Ведущий передачи, бывший инструктор ЦК ВЛКСМ, а теперь передовой телевизионный мальчик, автор беспрецедентного проекта «Асфальтовый каток» по фамилии Кагэбович, весело зааплодировал. Следом за ним в студии еще раздались хлопки зависимых от него в смысле работы и зарплаты рядовых телевизионщиков.
– Мы присутствовали при таинстве работы великого писателя. Спасибо вам, Афанасий Завидович от всей души!
Так Афанасий окончательно утвердился «в этой стране», как он говорит, то есть, на родине, в должности первого и непререкаемого писателя.
4
Семья Широковых, как и все в стране, сидела перед телевизором.
– О, боже! Опять!
– Выключи, Лада!
– Нет, пусть, – как-то очень уж покорно попросила Анна Ивановна и… замолкла.
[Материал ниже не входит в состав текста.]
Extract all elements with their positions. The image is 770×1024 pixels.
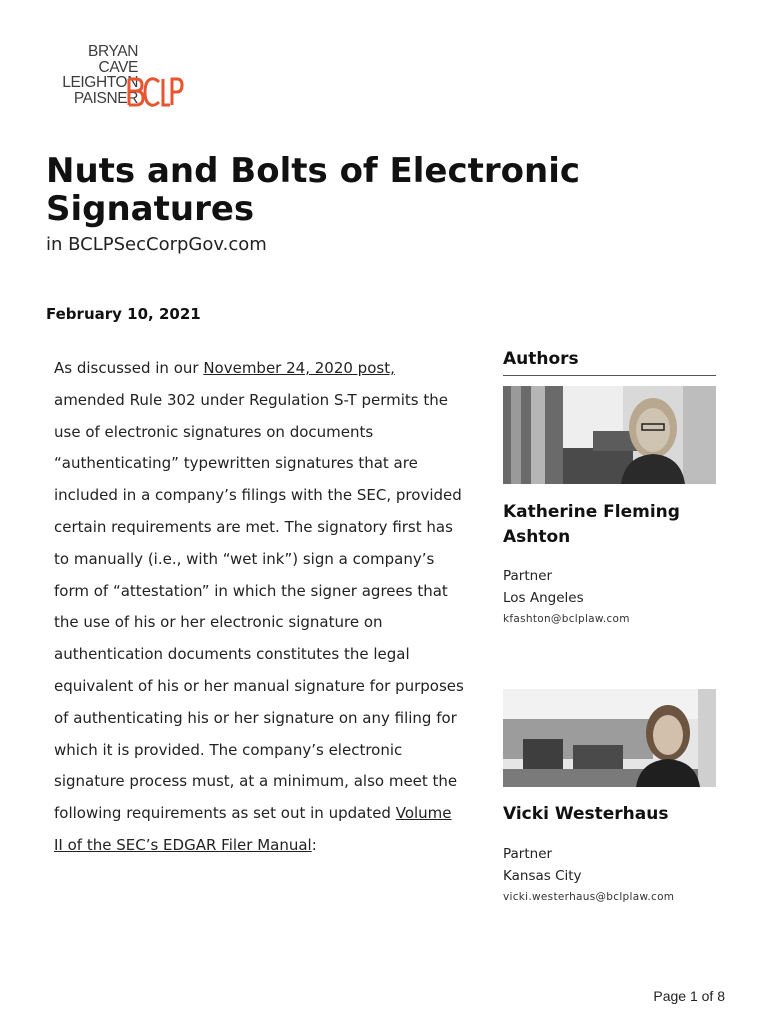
edgar-manual-link[interactable]: Volume II of the SEC’s EDGAR Filer Manual (54, 804, 452, 854)
logo-word-paisner: PAISNER (73, 89, 138, 107)
bclp-mark-icon (126, 75, 184, 109)
author-location: Kansas City (503, 868, 582, 884)
article-source: in BCLPSecCorpGov.com (46, 234, 267, 255)
author-name[interactable]: Vicki Westerhaus (503, 804, 669, 824)
body-text-intro: As discussed in our (54, 359, 204, 377)
author-role: Partner (503, 846, 553, 862)
november-post-link[interactable]: November 24, 2020 post, (203, 359, 395, 377)
author-email[interactable]: vicki.westerhaus@bclplaw.com (503, 891, 675, 903)
logo-word-cave: CAVE (98, 58, 138, 76)
author-email[interactable]: kfashton@bclplaw.com (503, 613, 630, 625)
bclp-logo (44, 44, 194, 110)
logo-word-leighton: LEIGHTON (62, 74, 138, 91)
body-text-main: amended Rule 302 under Regulation S-T permits the use of electronic signatures on documents “authenticating” typewritten signatures that are included in a company’s filings with the SEC, provided certain requirements are met. The signatory first has to manually (i.e., with “wet ink”) sign a company’s form of “attestation” in which the signer agrees that the use of his or her electronic signature on authentication documents constitutes the legal equivalent of his or her manual signature for purposes of authenticating his or her signature on any filing for which it is provided. The company’s electronic signature process must, at a minimum, also meet the following requirements as set out in updated (54, 390, 464, 823)
body-text-end: : (311, 835, 317, 854)
logo-word-bryan: BRYAN (88, 43, 138, 60)
author-role: Partner (503, 568, 553, 584)
article-title: Nuts and Bolts of Electronic Signatures (46, 151, 581, 229)
page-number: Page 1 of 8 (653, 988, 725, 1004)
author-photo (503, 689, 716, 787)
authors-heading: Authors (503, 349, 716, 376)
author-name[interactable]: Katherine Fleming Ashton (503, 502, 680, 547)
author-photo (503, 386, 716, 484)
article-body (54, 353, 464, 862)
author-location: Los Angeles (503, 590, 584, 606)
article-date: February 10, 2021 (46, 305, 201, 323)
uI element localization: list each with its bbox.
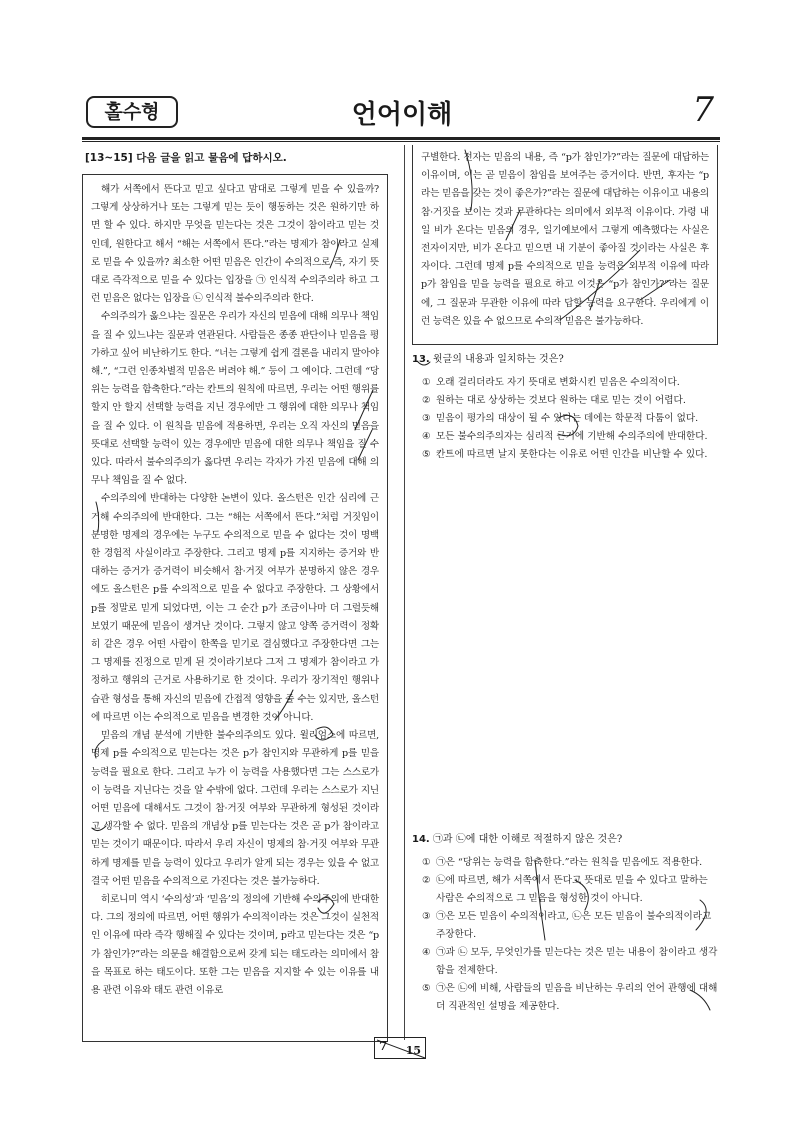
page-footer	[374, 1037, 426, 1059]
passage-paragraph: 수의주의가 옳으냐는 질문은 우리가 자신의 믿음에 대해 의무나 책임을 질 수 있느냐는 질문과 연관된다. 사람들은 종종 판단이나 믿음을 평가하고 싶어 비난하기도 한다. “너는 그렇게 쉽게 결론을 내리지 말아야 해.”, “그런 인종차별적 믿음은 버려야 해.” 등이 그 예이다. 그런데 “당위는 능력을 함축한다.”라는 칸트의 원칙에 따르면, 우리는 어떤 행위를 할지 안 할지 선택할 능력을 지닌 경우에만 그 행위에 대한 의무나 책임을 질 수 있다. 이 원칙을 믿음에 적용하면, 우리는 오직 자신의 믿음을 뜻대로 선택할 능력이 있는 경우에만 믿음에 대한 의무나 책임을 질 수 있다. 따라서 불수의주의가 옳다면 우리는 각자가 가진 믿음에 대해 의무나 책임을 질 수 없다.	[91, 311, 379, 487]
reading-passage	[82, 174, 388, 1042]
page-number: 7	[692, 90, 714, 130]
option-text: ㉠과 ㉡ 모두, 무엇인가를 믿는다는 것은 믿는 내용이 참이라고 생각함을 전제한다.	[436, 947, 718, 976]
answer-option[interactable]	[412, 410, 720, 428]
question-intro: [13~15] 다음 글을 읽고 물음에 답하시오.	[85, 152, 287, 164]
option-number: ④	[422, 947, 431, 958]
option-text: 믿음이 평가의 대상이 될 수 있다는 데에는 학문적 다툼이 없다.	[436, 413, 699, 424]
option-number: ③	[422, 911, 431, 922]
option-text: 모든 불수의주의자는 심리적 근거에 기반해 수의주의에 반대한다.	[436, 431, 708, 442]
column-divider	[404, 145, 405, 1040]
option-number: ①	[422, 377, 431, 388]
exam-type-badge: 홀수형	[86, 96, 178, 128]
option-text: ㉠은 “당위는 능력을 함축한다.”라는 원칙을 믿음에도 적용한다.	[436, 857, 703, 868]
passage-paragraph: 수의주의에 반대하는 다양한 논변이 있다. 올스턴은 인간 심리에 근거해 수의주의에 반대한다. 그는 “해는 서쪽에서 뜬다.”처럼 거짓임이 분명한 명제의 경우에는 누구도 수의적으로 믿을 수 없다는 것이 명백한 경험적 사실이라고 주장한다. 그리고 명제 p를 지지하는 증거와 반대하는 증거가 증거력이 비슷해서 참·거짓 여부가 분명하지 않은 경우에도 올스턴은 p를 수의적으로 믿을 수 없다고 주장한다. 그 상황에서 p를 정말로 믿게 되었다면, 이는 그 순간 p가 조금이나마 더 그럴듯해 보였기 때문에 믿음이 생겨난 것이다. 그렇지 않고 양쪽 증거력이 정확히 같은 경우 어떤 사람이 한쪽을 믿기로 결심했다고 주장한다면 그는 그 명제를 진정으로 믿게 된 것이라기보다 그저 그 명제가 참이라고 가정하고 행위의 근거로 사용하기로 한 것이다. 우리가 장기적인 행위나 습관 형성을 통해 자신의 믿음에 간접적 영향을 줄 수는 있지만, 올스턴에 따르면 이는 수의적으로 믿음을 변경한 것이 아니다.	[91, 493, 379, 723]
option-text: 원하는 대로 상상하는 것보다 원하는 대로 믿는 것이 어렵다.	[436, 395, 686, 406]
question-stem	[412, 832, 720, 848]
option-number: ④	[422, 431, 431, 442]
option-number: ③	[422, 413, 431, 424]
answer-option[interactable]	[412, 446, 720, 464]
passage-paragraph: 믿음의 개념 분석에 기반한 불수의주의도 있다. 윌리엄스에 따르면, 명제 p를 수의적으로 믿는다는 것은 p가 참인지와 무관하게 p를 믿을 능력을 필요로 한다. 그리고 누가 이 능력을 사용했다면 그는 스스로가 이 능력을 지닌다는 것을 알 수밖에 없다. 그런데 우리는 스스로가 지닌 어떤 믿음에 대해서도 그것이 참·거짓 여부와 무관하게 형성된 것이라고 생각할 수 없다. 믿음의 개념상 p를 믿는다는 것은 곧 p가 참이라고 믿는 것이기 때문이다. 따라서 우리 자신이 명제의 참·거짓 여부와 무관하게 명제를 믿을 능력이 있다고 우리가 알게 되는 경우는 있을 수 없고 결국 어떤 믿음을 수의적으로 가진다는 것은 불가능하다.	[91, 730, 379, 887]
question-stem	[412, 352, 720, 368]
option-text: ㉡에 따르면, 해가 서쪽에서 뜬다고 뜻대로 믿을 수 있다고 말하는 사람은 수의적으로 그 믿음을 형성한 것이 아니다.	[436, 875, 708, 904]
answer-option[interactable]	[412, 854, 720, 872]
answer-option[interactable]	[412, 908, 720, 944]
question-text: 윗글의 내용과 일치하는 것은?	[432, 354, 564, 365]
footer-total-pages: 15	[405, 1044, 421, 1057]
subject-title: 언어이해	[351, 100, 453, 130]
option-text: ㉠은 모든 믿음이 수의적이라고, ㉡은 모든 믿음이 불수의적이라고 주장한다.	[436, 911, 712, 940]
option-number: ⑤	[422, 449, 431, 460]
header-rule-thin	[82, 141, 720, 142]
passage-paragraph: 해가 서쪽에서 뜬다고 믿고 싶다고 맘대로 그렇게 믿을 수 있을까? 그렇게 상상하거나 또는 그렇게 믿는 듯이 행동하는 것은 원하기만 하면 할 수 있다. 하지만 무엇을 믿는다는 것은 그것이 참이라고 믿는 것인데, 원한다고 해서 “해는 서쪽에서 뜬다.”라는 명제가 참이라고 실제로 믿을 수 있을까? 최소한 어떤 믿음은 인간이 수의적으로 즉, 자기 뜻대로 즉각적으로 믿을 수 있다는 입장을 ㉠ 인식적 수의주의라 하고 그런 믿음은 없다는 입장을 ㉡ 인식적 불수의주의라 한다.	[91, 184, 379, 305]
option-number: ②	[422, 875, 431, 886]
answer-option[interactable]	[412, 428, 720, 446]
answer-option[interactable]	[412, 374, 720, 392]
option-number: ①	[422, 857, 431, 868]
answer-option[interactable]	[412, 872, 720, 908]
passage-paragraph: 히로니미 역시 ‘수의성’과 ‘믿음’의 정의에 기반해 수의주의에 반대한다. 그의 정의에 따르면, 어떤 행위가 수의적이라는 것은 그것이 실천적인 이유에 따라 즉각 행해질 수 있다는 것이며, p라고 믿는다는 것은 “p가 참인가?”라는 의문을 해결함으로써 갖게 되는 태도라는 의미에서 참을 목표로 하는 태도이다. 또한 그는 믿음을 지지할 수 있는 이유를 내용 관련 이유와 태도 관련 이유로	[91, 893, 379, 996]
passage-continuation	[412, 145, 718, 345]
question-13	[412, 352, 720, 464]
page-header	[82, 92, 722, 136]
option-number: ⑤	[422, 983, 431, 994]
question-14	[412, 832, 720, 1016]
passage-paragraph: 구별한다. 전자는 믿음의 내용, 즉 “p가 참인가?”라는 질문에 대답하는 이유이며, 이는 곧 믿음이 참임을 보여주는 증거이다. 반면, 후자는 “p라는 믿음을 갖는 것이 좋은가?”라는 질문에 대답하는 이유이고 내용의 참·거짓을 보이는 것과 무관하다는 의미에서 외부적 이유이다. 가령 내일 비가 온다는 믿음의 경우, 일기예보에서 그렇게 예측했다는 사실은 전자이지만, 비가 온다고 믿으면 내 기분이 좋아질 것이라는 사실은 후자이다. 그런데 명제 p를 수의적으로 믿을 능력은 외부적 이유에 따라 p가 참임을 믿을 능력을 필요로 하고 이것은 “p가 참인가?”라는 질문에, 그 질문과 무관한 이유에 따라 답할 능력을 요구한다. 우리에게 이런 능력은 있을 수 없으므로 수의적 믿음은 불가능하다.	[421, 152, 709, 327]
answer-option[interactable]	[412, 392, 720, 410]
answer-option[interactable]	[412, 944, 720, 980]
option-number: ②	[422, 395, 431, 406]
question-number: 13.	[412, 354, 430, 365]
answer-option[interactable]	[412, 980, 720, 1016]
option-text: 칸트에 따르면 날지 못한다는 이유로 어떤 인간을 비난할 수 있다.	[436, 449, 708, 460]
question-text: ㉠과 ㉡에 대한 이해로 적절하지 않은 것은?	[432, 834, 623, 845]
question-number: 14.	[412, 834, 430, 845]
footer-current-page: 7	[379, 1039, 388, 1053]
option-text: ㉠은 ㉡에 비해, 사람들의 믿음을 비난하는 우리의 언어 관행에 대해 더 직관적인 설명을 제공한다.	[436, 983, 718, 1012]
header-rule	[82, 137, 720, 140]
option-text: 오래 걸리더라도 자기 뜻대로 변화시킨 믿음은 수의적이다.	[436, 377, 680, 388]
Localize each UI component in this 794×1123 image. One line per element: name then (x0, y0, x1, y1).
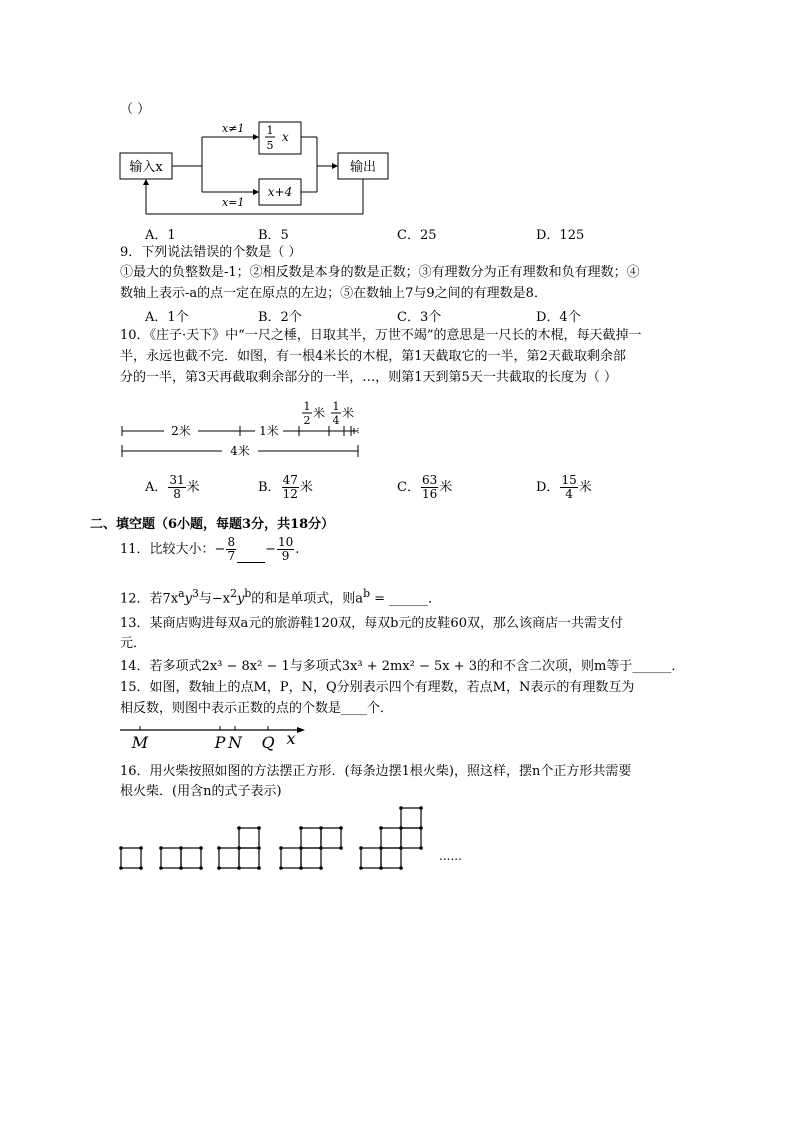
svg-text:1米: 1米 (259, 424, 279, 438)
svg-text:4米: 4米 (230, 444, 250, 458)
svg-text:1: 1 (332, 400, 340, 413)
svg-text:1: 1 (266, 124, 274, 137)
q9-option-c: C．3个 (397, 310, 442, 325)
svg-text:1: 1 (303, 400, 311, 413)
cond-top: x≠1 (222, 122, 245, 135)
svg-text:2米: 2米 (171, 424, 191, 438)
q9-option-d: D．4个 (536, 310, 581, 325)
top-box (259, 122, 301, 154)
q10-stick-figure (112, 394, 372, 464)
input-label: 输入x (129, 160, 163, 175)
q16-line1: 16．用火柴按照如图的方法摆正方形．(每条边摆1根火柴)，照这样，摆n个正方形共需要 (120, 764, 632, 779)
q9-line2: 数轴上表示-a的点一定在原点的左边；⑤在数轴上7与9之间的有理数是8． (120, 286, 547, 301)
section-title-fill-in: 二、填空题（6小题，每题3分，共18分） (90, 517, 335, 532)
continuation-dots: ...... (439, 849, 462, 863)
svg-text:4: 4 (332, 414, 340, 427)
svg-text:米: 米 (313, 406, 326, 420)
q10-option-d: D． $\frac{15}{4}$ 米 (536, 473, 592, 501)
q15-line1: 15．如图，数轴上的点M，P，N，Q分别表示四个有理数，若点M，N表示的有理数互为 (120, 680, 635, 695)
point-q: Q (261, 733, 275, 752)
svg-text:x: x (282, 130, 289, 144)
q10-option-c: C． $\frac{63}{16}$ 米 (397, 473, 453, 501)
axis-x-label: x (286, 729, 296, 748)
svg-text:x+4: x+4 (267, 185, 293, 199)
q9-option-b: B．2个 (258, 310, 302, 325)
q13-line1: 13．某商店购进每双a元的旅游鞋120双，每双b元的皮鞋60双，那么该商店一共需支付 (120, 616, 623, 631)
svg-text:米: 米 (342, 406, 355, 420)
q8-paren: （ ） (120, 102, 151, 117)
q8-flowchart (110, 112, 410, 220)
q12: 12．若$7x^ay^3$与$-x^2y^b$的和是单项式，则$a^b$ = ______． (120, 587, 442, 607)
q9-line1: ①最大的负整数是-1；②相反数是本身的数是正数；③有理数分为正有理数和负有理数；④ (120, 265, 640, 280)
q14: 14．若多项式2x³ − 8x² − 1与多项式3x³ + 2mx² − 5x + 3的和不含二次项，则m等于______． (120, 659, 685, 674)
point-m: M (131, 733, 149, 752)
point-n: N (228, 733, 242, 752)
q16-matchstick-figure (115, 800, 475, 880)
q9-stem: 9．下列说法错误的个数是（ ） (120, 245, 302, 260)
q8-option-a: A．1 (145, 228, 176, 243)
q8-option-b: B．5 (258, 228, 289, 243)
q8-option-d: D．125 (536, 228, 585, 243)
svg-text:2: 2 (303, 414, 311, 427)
q15-number-line (115, 722, 315, 754)
q16-line2: 根火柴．(用含n的式子表示) (120, 784, 282, 799)
q11: 11．比较大小：− $\frac{8}{7}$ − $\frac{10}{9}$ . (120, 535, 300, 563)
q13-line2: 元． (120, 636, 147, 651)
q10-line3: 分的一半，第3天再截取剩余部分的一半，…，则第1天到第5天一共截取的长度为（ ） (120, 370, 617, 385)
svg-text:5: 5 (266, 139, 274, 152)
point-p: P (214, 733, 226, 752)
q15-line2: 相反数，则图中表示正数的点的个数是____个． (120, 701, 394, 716)
q8-option-c: C．25 (397, 228, 437, 243)
q9-option-a: A．1个 (145, 310, 189, 325)
q10-line2: 半，永远也截不完．如图，有一根4米长的木棍，第1天截取它的一半，第2天截取剩余部 (120, 349, 626, 364)
cond-bottom: x=1 (222, 196, 245, 209)
q10-option-a: A． $\frac{31}{8}$ 米 (145, 473, 200, 501)
svg-text:输出: 输出 (349, 160, 377, 175)
q10-option-b: B． $\frac{47}{12}$ 米 (258, 473, 313, 501)
q10-line1: 10．《庄子·天下》中“一尺之棰，日取其半，万世不竭”的意思是一尺长的木棍，每天截掉一 (120, 328, 642, 343)
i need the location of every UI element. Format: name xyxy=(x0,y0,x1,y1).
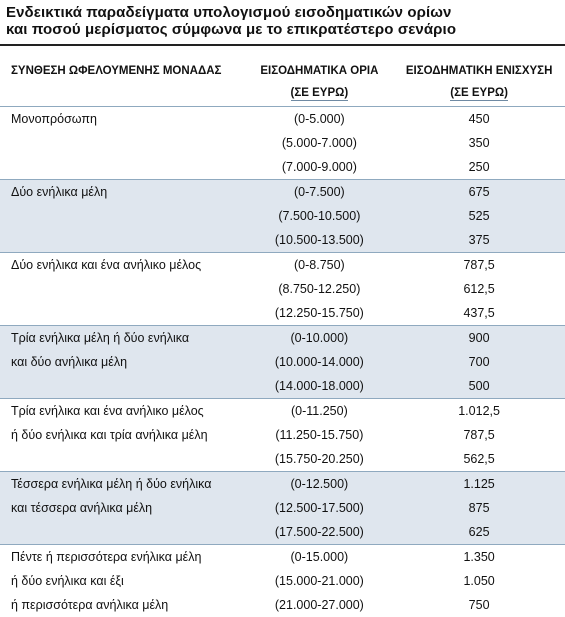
header-income-limits: ΕΙΣΟΔΗΜΑΤΙΚΑ ΟΡΙΑ xyxy=(246,60,394,82)
income-range-cell: (12.500-17.500) xyxy=(246,496,394,520)
household-composition-cell: ή περισσότερα ανήλικα μέλη xyxy=(0,593,246,617)
support-amount-cell: 787,5 xyxy=(393,423,565,447)
table-header xyxy=(0,60,565,107)
income-range-cell: (8.750-12.250) xyxy=(246,277,394,301)
support-amount-cell: 700 xyxy=(393,350,565,374)
table-body xyxy=(0,107,565,617)
support-amount-cell: 787,5 xyxy=(393,253,565,278)
income-range-cell: (15.750-20.250) xyxy=(246,447,394,472)
income-range-cell: (0-7.500) xyxy=(246,180,394,205)
household-composition-cell xyxy=(0,374,246,399)
table-row xyxy=(0,593,565,617)
income-range-cell: (21.000-27.000) xyxy=(246,593,394,617)
header-row xyxy=(0,60,565,82)
support-amount-cell: 1.012,5 xyxy=(393,399,565,424)
income-range-cell: (7.000-9.000) xyxy=(246,155,394,180)
table-row xyxy=(0,301,565,326)
support-amount-cell: 562,5 xyxy=(393,447,565,472)
page-title xyxy=(6,4,558,38)
income-range-cell: (17.500-22.500) xyxy=(246,520,394,545)
income-range-cell: (0-8.750) xyxy=(246,253,394,278)
table-row xyxy=(0,374,565,399)
support-amount-cell: 750 xyxy=(393,593,565,617)
table-row xyxy=(0,472,565,497)
income-range-cell: (15.000-21.000) xyxy=(246,569,394,593)
table-row xyxy=(0,350,565,374)
title-divider xyxy=(0,44,565,46)
table-row xyxy=(0,399,565,424)
table-row xyxy=(0,253,565,278)
table-row xyxy=(0,423,565,447)
household-composition-cell: Τέσσερα ενήλικα μέλη ή δύο ενήλικα xyxy=(0,472,246,497)
support-amount-cell: 375 xyxy=(393,228,565,253)
title-line-1: Ενδεικτικά παραδείγματα υπολογισμού εισοδηματικών ορίων xyxy=(6,4,558,21)
table-row xyxy=(0,204,565,228)
support-amount-cell: 500 xyxy=(393,374,565,399)
table-row xyxy=(0,155,565,180)
support-amount-cell: 625 xyxy=(393,520,565,545)
household-composition-cell: Δύο ενήλικα μέλη xyxy=(0,180,246,205)
table-row xyxy=(0,326,565,351)
header-income-support-unit xyxy=(393,82,565,107)
table-row xyxy=(0,569,565,593)
support-amount-cell: 900 xyxy=(393,326,565,351)
household-composition-cell xyxy=(0,277,246,301)
table-row xyxy=(0,545,565,570)
income-range-cell: (5.000-7.000) xyxy=(246,131,394,155)
support-amount-cell: 875 xyxy=(393,496,565,520)
table-row xyxy=(0,131,565,155)
household-composition-cell: Τρία ενήλικα μέλη ή δύο ενήλικα xyxy=(0,326,246,351)
household-composition-cell: ή δύο ενήλικα και τρία ανήλικα μέλη xyxy=(0,423,246,447)
support-amount-cell: 437,5 xyxy=(393,301,565,326)
unit-label: (ΣΕ ΕΥΡΩ) xyxy=(450,87,508,101)
income-range-cell: (12.250-15.750) xyxy=(246,301,394,326)
header-income-support: ΕΙΣΟΔΗΜΑΤΙΚΗ ΕΝΙΣΧΥΣΗ xyxy=(393,60,565,82)
income-range-cell: (0-10.000) xyxy=(246,326,394,351)
table-row xyxy=(0,520,565,545)
household-composition-cell: Πέντε ή περισσότερα ενήλικα μέλη xyxy=(0,545,246,570)
household-composition-cell xyxy=(0,131,246,155)
income-range-cell: (0-12.500) xyxy=(246,472,394,497)
support-amount-cell: 250 xyxy=(393,155,565,180)
household-composition-cell: Τρία ενήλικα και ένα ανήλικο μέλος xyxy=(0,399,246,424)
table-row xyxy=(0,496,565,520)
support-amount-cell: 675 xyxy=(393,180,565,205)
household-composition-cell: Δύο ενήλικα και ένα ανήλικο μέλος xyxy=(0,253,246,278)
income-range-cell: (10.500-13.500) xyxy=(246,228,394,253)
income-range-cell: (0-15.000) xyxy=(246,545,394,570)
header-subrow xyxy=(0,82,565,107)
support-amount-cell: 1.050 xyxy=(393,569,565,593)
support-amount-cell: 450 xyxy=(393,107,565,132)
table-row xyxy=(0,180,565,205)
support-amount-cell: 525 xyxy=(393,204,565,228)
income-limits-table xyxy=(0,60,565,617)
header-household-composition: ΣΥΝΘΕΣΗ ΩΦΕΛΟΥΜΕΝΗΣ ΜΟΝΑΔΑΣ xyxy=(0,60,246,82)
title-line-2: και ποσού μερίσματος σύμφωνα με το επικρατέστερο σενάριο xyxy=(6,21,558,38)
income-range-cell: (0-5.000) xyxy=(246,107,394,132)
support-amount-cell: 612,5 xyxy=(393,277,565,301)
table-row xyxy=(0,107,565,132)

Брат с сестрой ещё немного повозмущались невежеством Иноперцева, ещё поотплёвывались от его апломба несказанного, посмеялись его варианту «ледохода»… Неужели этот шут, этот неумеха в литературно-художественном творчестве мнит себя великим и непревзойдённым! Да прямо классиком он себя мнит!
– Вот папа, – сказала Лада и запнулась от кома в горле.
– Давай всё-таки подадим в суд, – безнадёжно предложил Шура. – Ну, сколько можно терпеть это зверство!
Лада хотела ответить брату, что суды ничего не решат в их пользу, что теперь в стране всё идёт только на пользу всяким иноперцевым, но взгляд её как-то вдруг упал на лицо Анны Ивановны. Это лицо не участвовало. Ни в их разговоре, ни в их чувствах, ни в их этом общении. Впервые – не участвовало. Лада подумала как-то обиженно: мама сегодня, словно выключилась. Неужели ей безразлично? Каким-то предательским холодком повеяло от её светлого лица. Глаза закрыты. Впрочем, она у телевизора частенько так прикрывает глаза, будто давая понять, что смотреть там не на кого.
– Мам, – позвал Шура, и он заметил это мамино равнодушие…
Анна Ивановна не ответила.
– Мамочка, тебе плохо? – догадалась Лада, подскочив к креслу, в котором слишком покорно сидела ещё не очень-то старая, хотя и жаловавшаяся на сердце Анна Ивановна. – Мамочка! Шур, она, видимо, без сознания! – взвизгнула Лада.
Шура уже звонил в «скорую».
По телевизору всё улыбался Кагэбович, Зайцев-Трахтенберия доставал, точно фокусник из рукава, новые «доказательства плагиата» Александра Широкова… Голова Анны Ивановны всё сильнее наклонялась и наклонялась, и дети её, уже сами немолодые люди, были в смятении – решили до прихода «скорой» уложить маму на диван. Уложили, накрыли пледом… А она всё без сознания! Не приходила в себя их мать! Лада уже плакала, стоя перед диваном на коленях, гладя маму по руке, будто просила очнуться.